YouTube a annoncé le lancement d'un programme pilote qui permettra à certains créateurs précédemment bannis définitivement pour violation des règles de la communauté d'avoir la possibilité de rétablir de nouvelles chaînes, ce qui équivaut à offrir une « seconde chance » aux créateurs controversés.
Cette nouvelle mesure fait suite à un engagement récent de la société mère de Google, Alphabet, auprès de la commission judiciaire de la Chambre des représentants des États-Unis, dans lequel elle a déclaré qu'elle envisagerait de rétablir certaines chaînes interdites pour avoir diffusé de la désinformation liée à la pandémie de COVID-19 et à l'élection présidentielle américaine.
YouTube a désormais confirmé qu'il autoriserait « certains créateurs éligibles » à postuler pour rétablir de nouvelles chaînes, mais n'a pas clairement indiqué les critères de sélection ni la liste.
YouTube a indiqué dans un communiqué que ce programme pilote de renouvellement de candidature pour la création d'une chaîne sera progressivement ouvert à certains créateurs. Les responsables ont souligné que tous les comptes suspendus ne sont pas éligibles et que l'examen se basera sur la gravité et la persistance des violations passées du créateur, ainsi que sur la question de savoir si son comportement a porté préjudice à la communauté de la plateforme.
De plus, les créateurs qui ont été bloqués en raison d’une violation du droit d’auteur ne seront pas éligibles à la candidature.
YouTube a également souligné que même si les créateurs étaient autorisés à revenir, leurs chaînes et leur nombre d'abonnés d'origine ne seraient pas rétablis. Ils devront repartir de zéro et reconstruire leurs chaînes et leurs contenus. « Nous ouvrirons progressivement les candidatures au cours des prochains mois et les examinerons et les ajusterons attentivement tout au long du processus afin de garantir la santé de l'écosystème de la plateforme », a déclaré YouTube.
Il convient de noter que, bien que cette annonce n'aborde pas directement les politiques de contenu liées à la pandémie ou aux élections, elle est clairement liée aux récentes pressions exercées par le Congrès américain sur les entreprises technologiques concernant la censure et la liberté d'expression.
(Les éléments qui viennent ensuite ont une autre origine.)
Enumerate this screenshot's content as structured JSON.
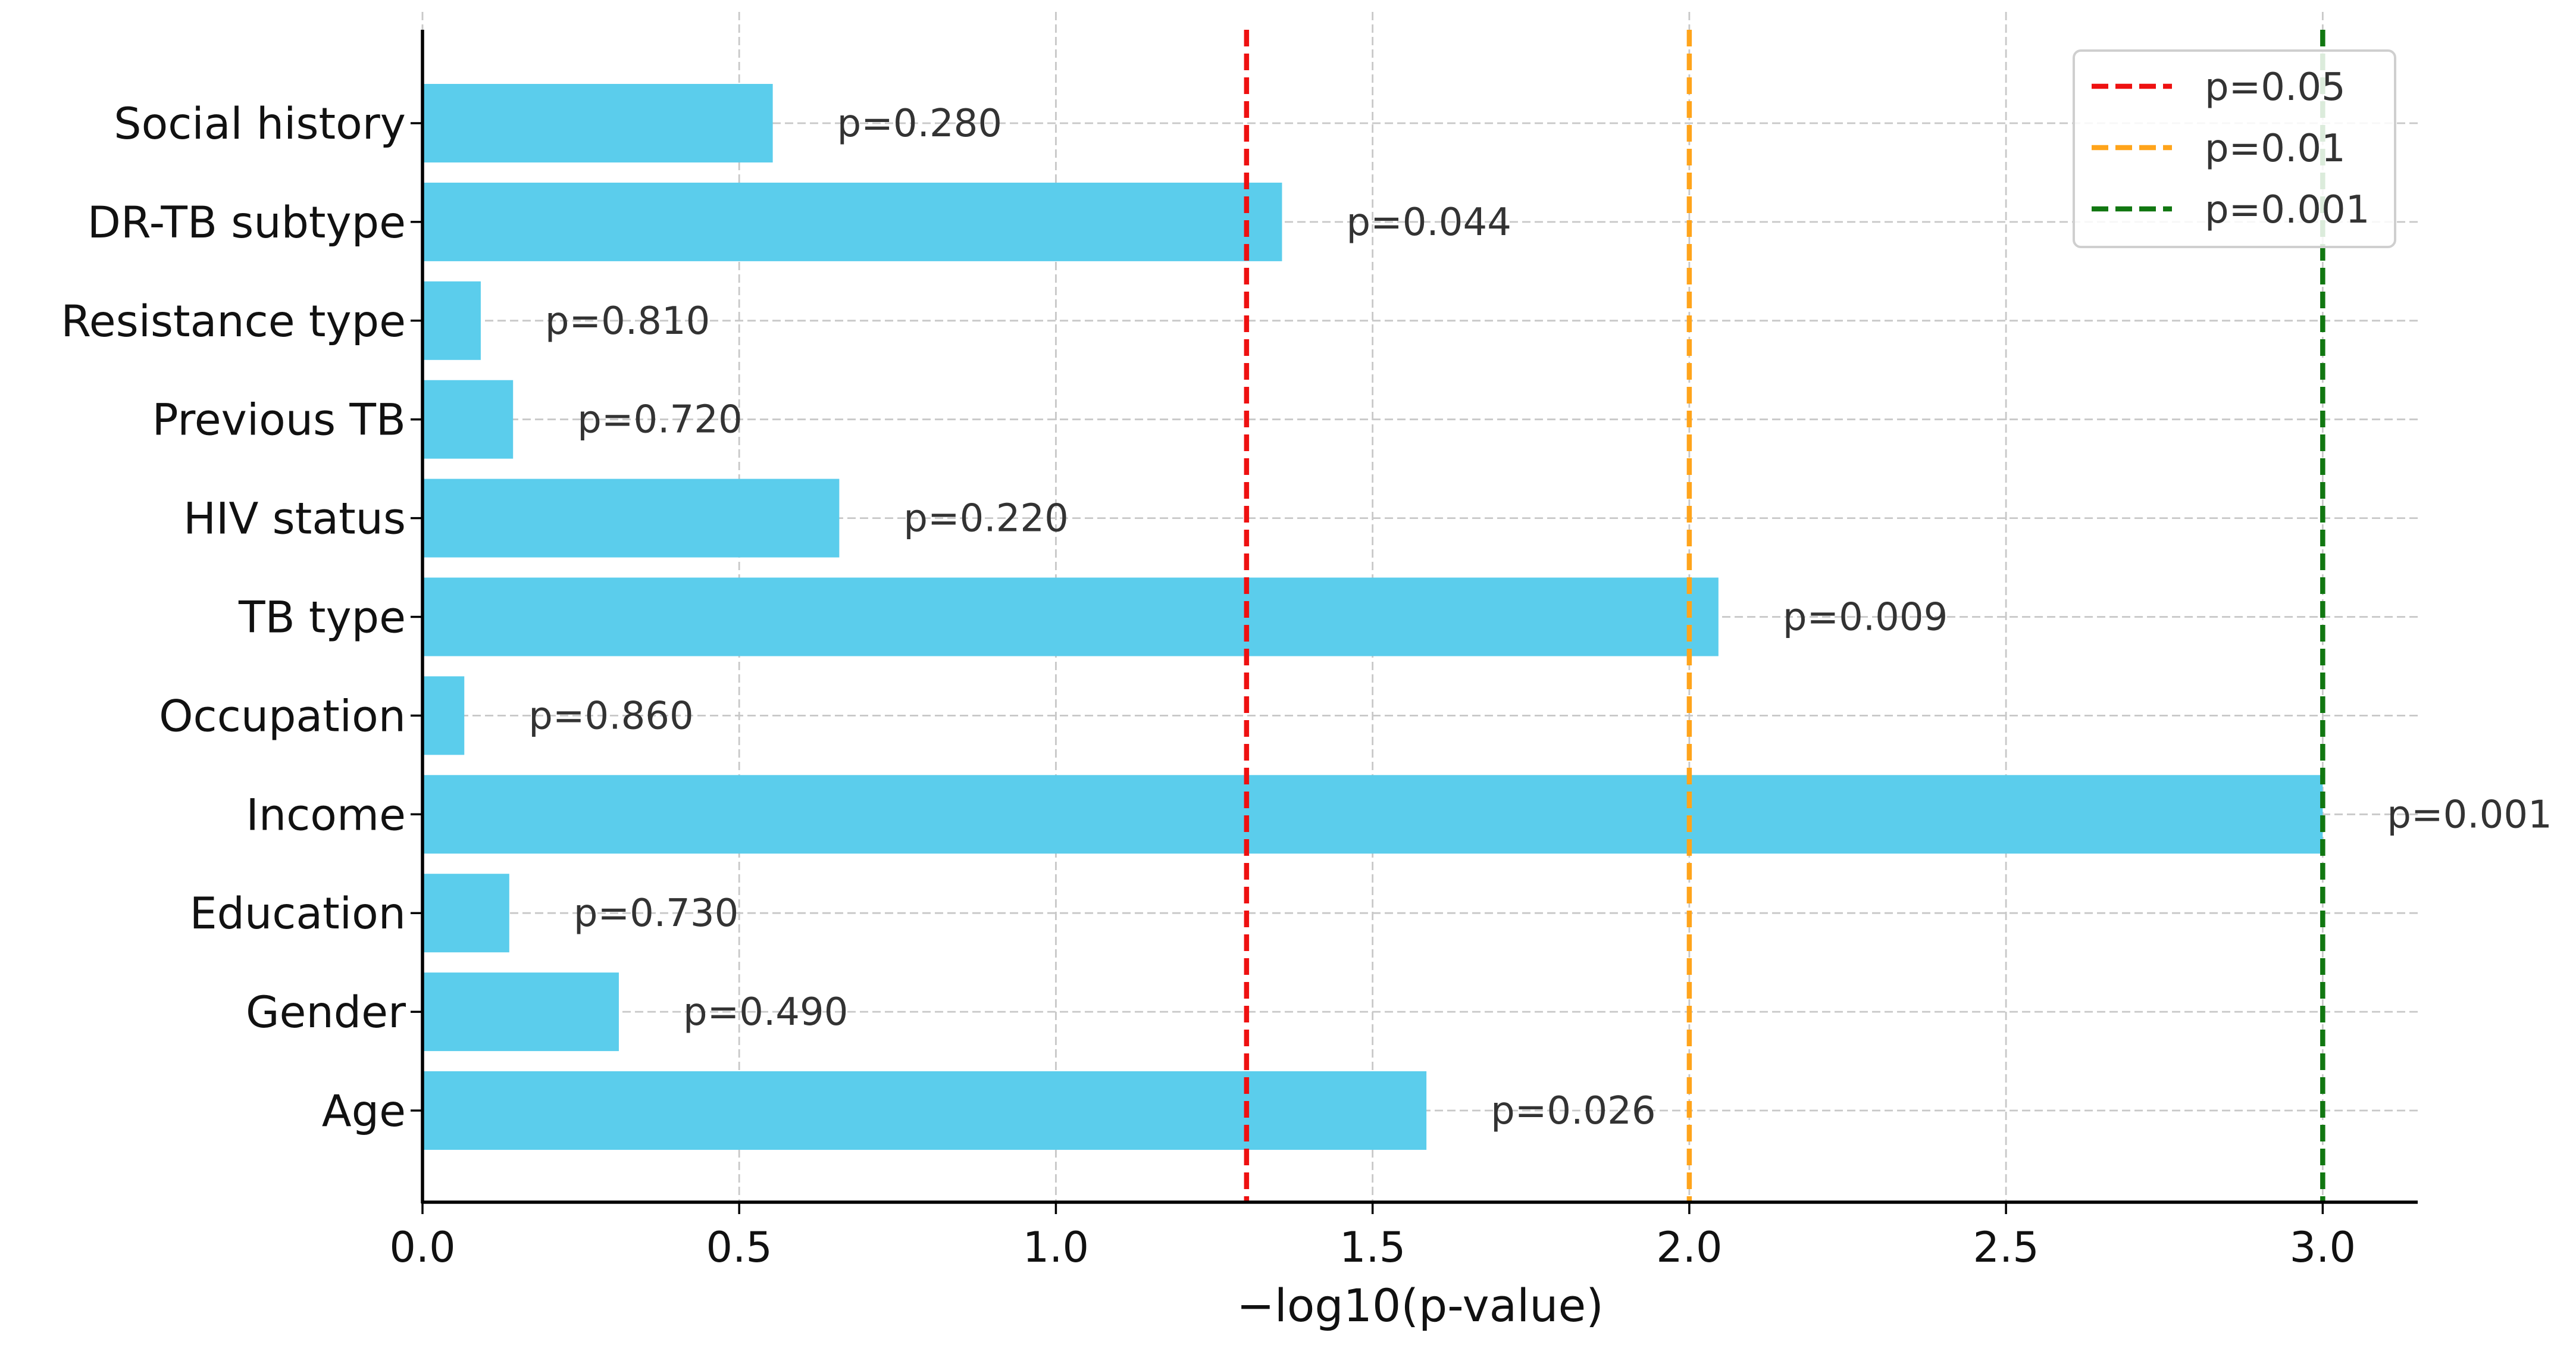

YouTube avait déjà supprimé des vidéos et des comptes diffusant de la désinformation à grande échelle pendant la pandémie, devenant ainsi un sujet de controverse politique majeur.
Cependant, la politique de YouTube concernant le « retour sur la plateforme » reste floue. Comparé à l'engagement clair exprimé par Alphabet dans son document déposé auprès du Congrès le mois dernier, le ton de cette annonce est nettement plus conservateur, ce qui indique que YouTube conserve une certaine flexibilité dans son ouverture.
À l'heure actuelle, certaines personnalités d'extrême droite telles que Nick Fuentes, un commentateur politique américain qui prône la suprématie blanche, la misogynie et l'antisémitisme, et Alex Jones, un animateur de radio et producteur de films américain d'extrême droite, ont tenté de rétablir des chaînes sur YouTube après la révélation de la nouvelle en question, mais ont été immédiatement supprimées, ce qui indique que même si la nouvelle politique est ouverte, YouTube conservera toujours des mécanismes stricts de contrôle du contenu et de révision.
Alors que les plateformes sociales continuent de trouver un équilibre entre modération des contenus et liberté d'expression, la décision de YouTube est perçue à la fois comme une concession stratégique face aux pressions politiques et comme un catalyseur potentiel pour la gouvernance future de la plateforme. Pour les créateurs, ce programme de « seconde chance » peut symboliser la possibilité d'un nouveau départ, mais pour YouTube, le véritable défi de cette expérience réside dans la capacité à empêcher que l'histoire ne se répète.